Podemos relacionar esta idea con la aplicación de mapas de navegación en tu celular. Un mapa digital es, sin duda, una herramienta extraordinaria para desplazarse por la ciudad: muestra calles, avenidas y puntos de interés. Sin embargo, nunca puede captar todos los detalles de la realidad. No refleja el tráfico en tiempo real, las variaciones en el clima o incluso los cambios sutiles en el entorno. Del mismo modo, nuestras teorías científicas son representaciones que nos permiten predecir y entender fenómenos, pero siempre dejan de lado aspectos que escapan a su estructura conceptual.
Otro pensador del siglo pasado, Imre Lakatos, aportó una visión complementaria al sugerir que la ciencia avanza a través de programas de investigación que son, en parte, protegidos por un cinturón de teorías auxiliares. Cuando los datos experimentales amenazan la solidez de una teoría central, no es la teoría en sí misma la que se desecha de inmediato, sino que se modifican o se ajustan las afirmaciones menos potentes para mantener la coherencia de la teoría. Esta estrategia muestra que la estructura de nuestras explicaciones científicas es más flexible y provisional de lo que quisiéramos admitir; siempre estamos, en cierto sentido, tapando las grietas de un jarrón que nunca podrá ser completamente sólido.
Pero ¿por qué nos conformamos con esta visión fragmentaria y limitada de la realidad? La respuesta radica, quizá, en la propia naturaleza humana. Somos seres que buscan orden y sentido en un mundo caótico. Las teorías científicas, son instrumentos prácticos, como las recetas de cocina que, a pesar de no revelar todos los secretos de los ingredientes, nos permiten preparar un delicioso platillo. De la misma manera, nuestras teorías son recetas para comprender y manipular la realidad, sin pretender capturarla completamente.
Reconocer este límite es humildad. Nos permite aceptar que, por muy avanzado que sea nuestro conocimiento, siempre habrá aspectos de la realidad que se nos escapen o que simplemente no comprendamos. Esta actitud es una invitación a mantener una mente abierta y a estar dispuestos a revisar nuestros conceptos a la luz de nuevas evidencias y perspectivas.

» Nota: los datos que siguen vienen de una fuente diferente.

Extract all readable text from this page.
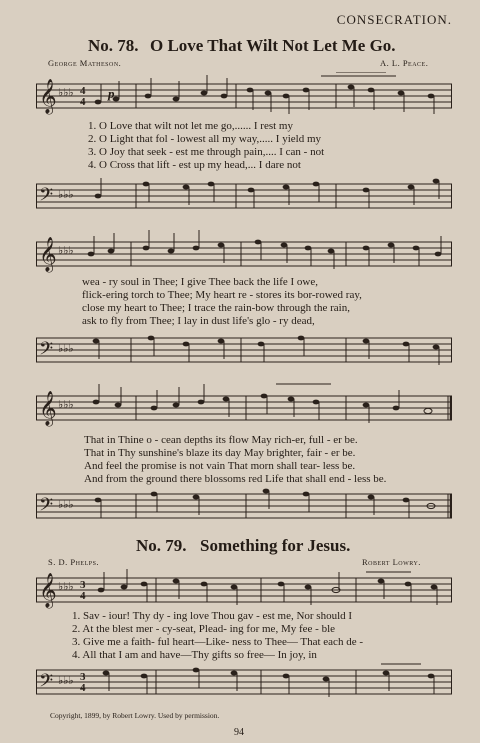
CONSECRATION.
No. 78. O Love That Wilt Not Let Me Go.
George Matheson.	A. L. Peace.
𝄞 ♭♭♭ 4
4
p
1. O Love that wilt not let me go,...... I rest my
2. O Light that fol - lowest all my way,..... I yield my
3. O Joy that seek - est me through pain,.... I can - not
4. O Cross that lift - est up my head,... I dare not
𝄢 ♭♭♭
𝄞 ♭♭♭
wea - ry soul in Thee; I give Thee back the life I owe,
flick-ering torch to Thee; My heart re - stores its bor-rowed ray,
close my heart to Thee; I trace the rain-bow through the rain,
ask to fly from Thee; I lay in dust life's glo - ry dead,
𝄢 ♭♭♭
𝄞 ♭♭♭
That in Thine o - cean depths its flow May rich-er, full - er be.
That in Thy sunshine's blaze its day May brighter, fair - er be.
And feel the promise is not vain That morn shall tear- less be.
And from the ground there blossoms red Life that shall end - less be.
𝄢 ♭♭♭
No. 79. Something for Jesus.
S. D. Phelps.	Robert Lowry.
𝄞 ♭♭♭ 3
4
1. Sav - iour! Thy dy - ing love Thou gav - est me, Nor should I
2. At the blest mer - cy-seat, Plead- ing for me, My fee - ble
3. Give me a faith- ful heart—Like- ness to Thee— That each de -
4. All that I am and have—Thy gifts so free— In joy, in
𝄢 ♭♭♭ 3
4
Copyright, 1899, by Robert Lowry. Used by permission.
94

La ciencia, entonces, se convierte en una aventura interminable, en la que cada descubrimiento es un paso más hacia una comprensión más profunda, aunque nunca definitiva, de la realidad. Estas ideas no son ajenas a nuestro vivir cotidiano. Por ejemplo, considera cómo percibimos la calidad de un producto en una tienda. Muchas veces confiamos en reseñas o en la reputación de la marca, sin tener acceso directo a todas las características internas del producto. Nuestra creencia en su calidad se basa en una teoría, aunque sea informal, que se ha construido a partir de experiencias previas, testimonios y cierta publicidad. Esa teoría, por muy sólida que parezca, es sólo una aproximación a la compleja realidad del producto, y puede variar con el tiempo o en contextos diferentes.

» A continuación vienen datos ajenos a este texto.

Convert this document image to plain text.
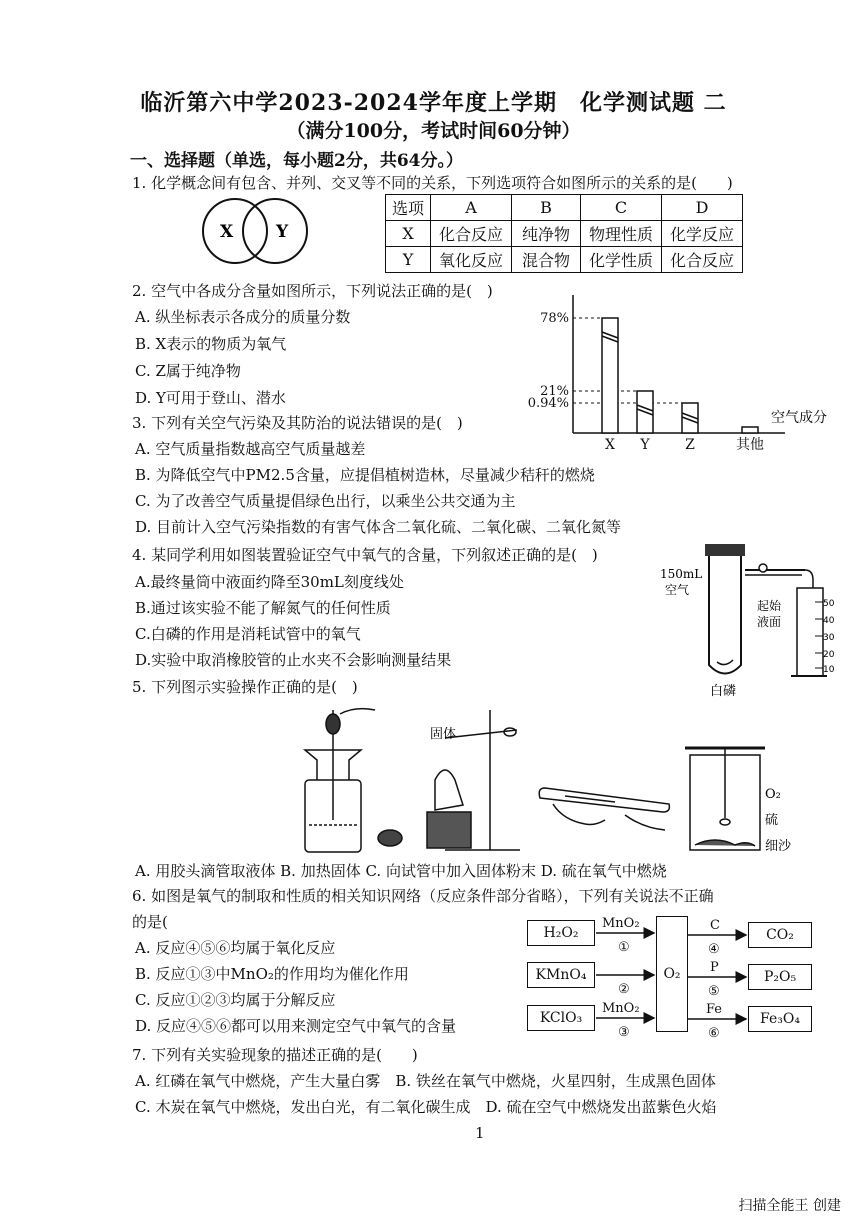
临沂第六中学2023-2024学年度上学期　化学测试题 二
（满分100分，考试时间60分钟）
一、选择题（单选，每小题2分，共64分。）
1. 化学概念间有包含、并列、交叉等不同的关系，下列选项符合如图所示的关系的是(　　)
X	Y
选项	A	B	C	D
X	化合反应	纯净物	物理性质	化学反应
Y	氧化反应	混合物	化学性质	化合反应
2. 空气中各成分含量如图所示，下列说法正确的是(　)
A. 纵坐标表示各成分的质量分数
B. X表示的物质为氧气
C. Z属于纯净物
D. Y可用于登山、潜水
78%
21%
0.94%
X Y	Z	其他
空气成分
3. 下列有关空气污染及其防治的说法错误的是(　)
A. 空气质量指数越高空气质量越差
B. 为降低空气中PM2.5含量，应提倡植树造林，尽量减少秸秆的燃烧
C. 为了改善空气质量提倡绿色出行，以乘坐公共交通为主
D. 目前计入空气污染指数的有害气体含二氧化硫、二氧化碳、二氧化氮等
4. 某同学利用如图装置验证空气中氧气的含量，下列叙述正确的是(　)
A.最终量筒中液面约降至30mL刻度线处
B.通过该实验不能了解氮气的任何性质
C.白磷的作用是消耗试管中的氧气
D.实验中取消橡胶管的止水夹不会影响测量结果
50
40
30
20
10
150mL
空气
起始
液面
白磷
5. 下列图示实验操作正确的是(　)
固体
O₂
硫
细沙
A. 用胶头滴管取液体 B. 加热固体 C. 向试管中加入固体粉末 D. 硫在氧气中燃烧
6. 如图是氧气的制取和性质的相关知识网络（反应条件部分省略），下列有关说法不正确
的是(
A. 反应④⑤⑥均属于氧化反应
B. 反应①③中MnO₂的作用均为催化作用
C. 反应①②③均属于分解反应
D. 反应④⑤⑥都可以用来测定空气中氧气的含量
H₂O₂
KMnO₄
KClO₃
O₂
CO₂
P₂O₅
Fe₃O₄
MnO₂
MnO₂
①
②
③
C
P
Fe
④
⑤
⑥
7. 下列有关实验现象的描述正确的是(　　)
A. 红磷在氧气中燃烧，产生大量白雾　B. 铁丝在氧气中燃烧，火星四射，生成黑色固体
C. 木炭在氧气中燃烧，发出白光，有二氧化碳生成　D. 硫在空气中燃烧发出蓝紫色火焰
1
扫描全能王 创建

Es decir, aceptar que nuestras teorías científicas no son un espejo perfecto del mundo es reconocer que el conocimiento es un proceso dinámico, siempre en construcción, y que, por muy refinado que sea, siempre contendrá carencias. Esta perspectiva no menosprecia el logro científico, pero sí nos recuerda que la búsqueda de la verdad es un viaje sin fin, pero no por ello inútil. Y son esas carencias de la realidad las que nos impulsan a seguir buscando y, sobre todo, a maravillarnos ante el misterio de lo que aún no conocemos.